Jacques était sur le point de s’abandonner à la tristesse, moins par privation d’une joie très chère que par un sentiment de remords. Comme il avait peu retenu de son père ! Lui qui méprisait Voilard, que n’avait-il, au lieu d’épier son beau-frère pour le prendre en défaut, cherché à vivre plus près de son père, à le mieux comprendre ? Les esprits dont le raffinement l’avait ébloui et auxquels il avait décerné, de concert avec Maurice, un brevet de culture, allaient-ils seulement à la cheville de cet homme qu’avait été son père ? S’il avait interrompu la vaniteuse poursuite de lui-même, et essayé de se créer un monde avec d’autres éléments que ceux de son âme, peut-être aurait-il saisi davantage le secret d’une existence ouverte au vent du large, et belle et drue comme un plein montant. Il ne serait jamais digne d’une telle vie, bien sûr.
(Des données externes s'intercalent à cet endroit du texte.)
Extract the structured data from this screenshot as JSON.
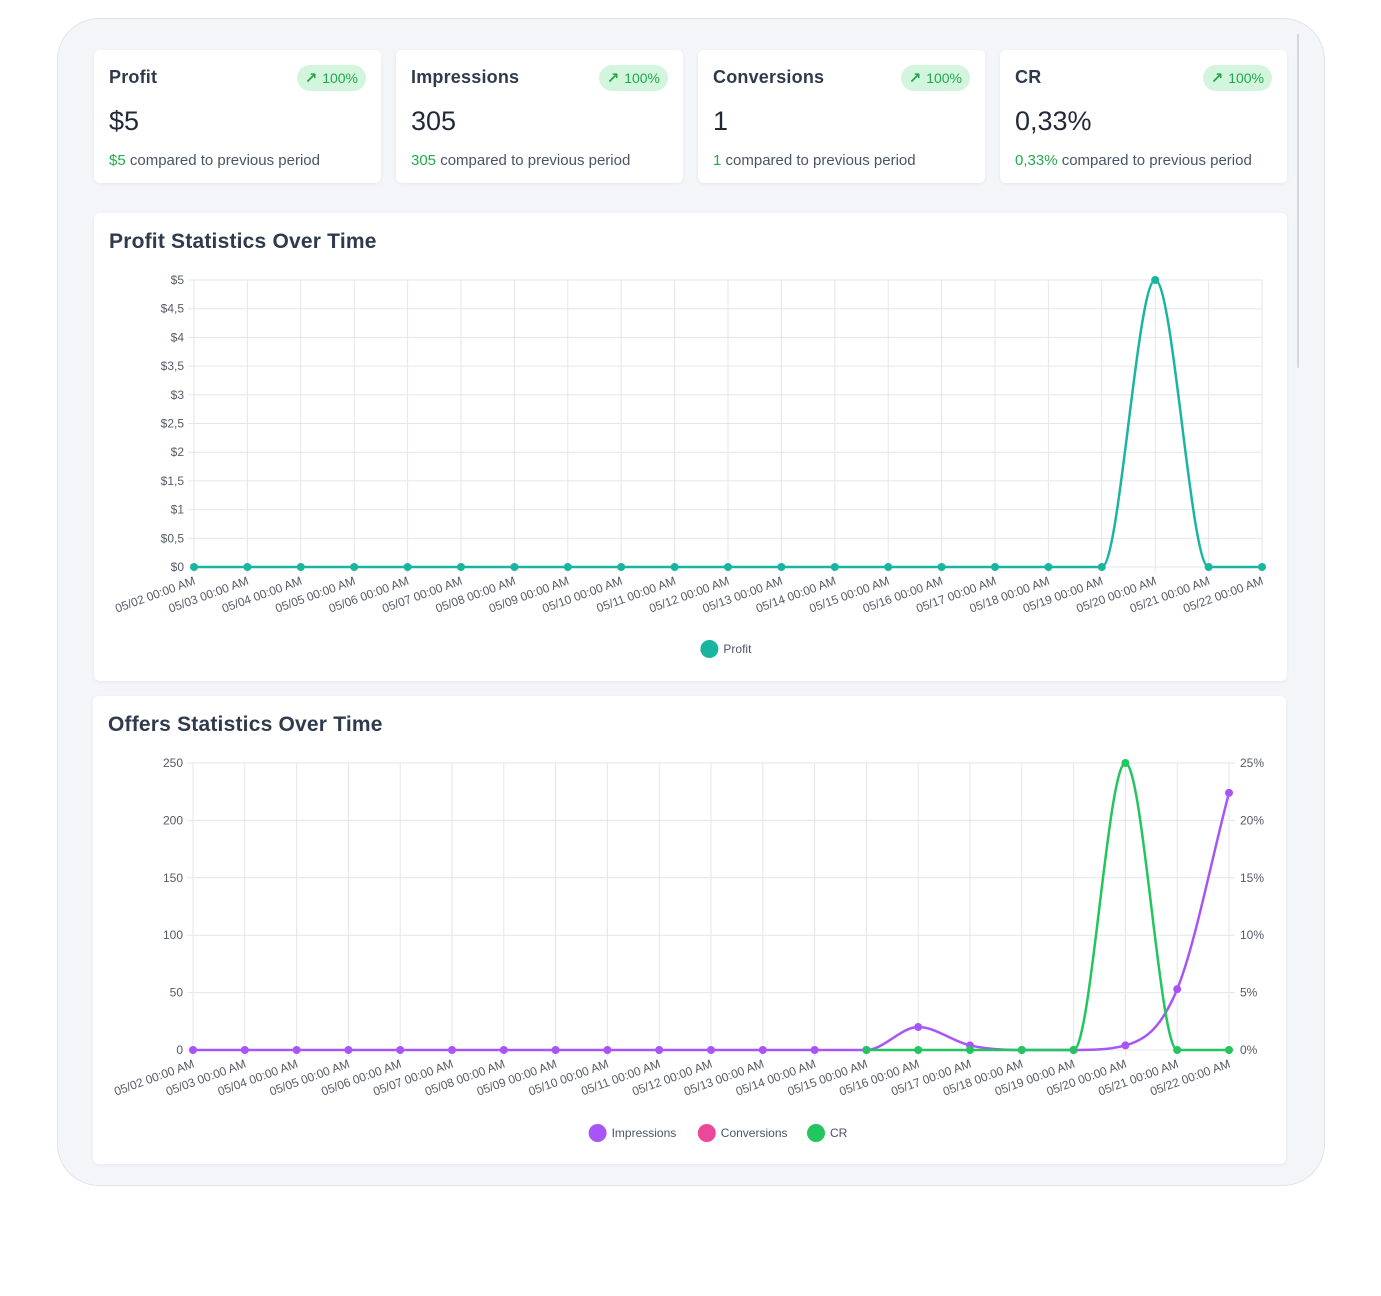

Il pleurait sous le regard étonné de Guy. Il ne voulait pas donner l’exemple de la faiblesse ; il avait en horreur les émotions de circonstance. Un tel navrement lui montait au cœur à la pensée que tout était fini ! S’il avait su, que n’aurait-il pas fait pour son père en ces derniers temps ! Mais non, il avait exploité en égoïste un trésor qu’il sentait inépuisable et il fallait la mort pour lui rappeler la fécondité de la gratitude et de l’admiration. Il pouvait pleurer sans verser dans l’hypocrisie, et longtemps, avant de tarir ses inutiles regrets.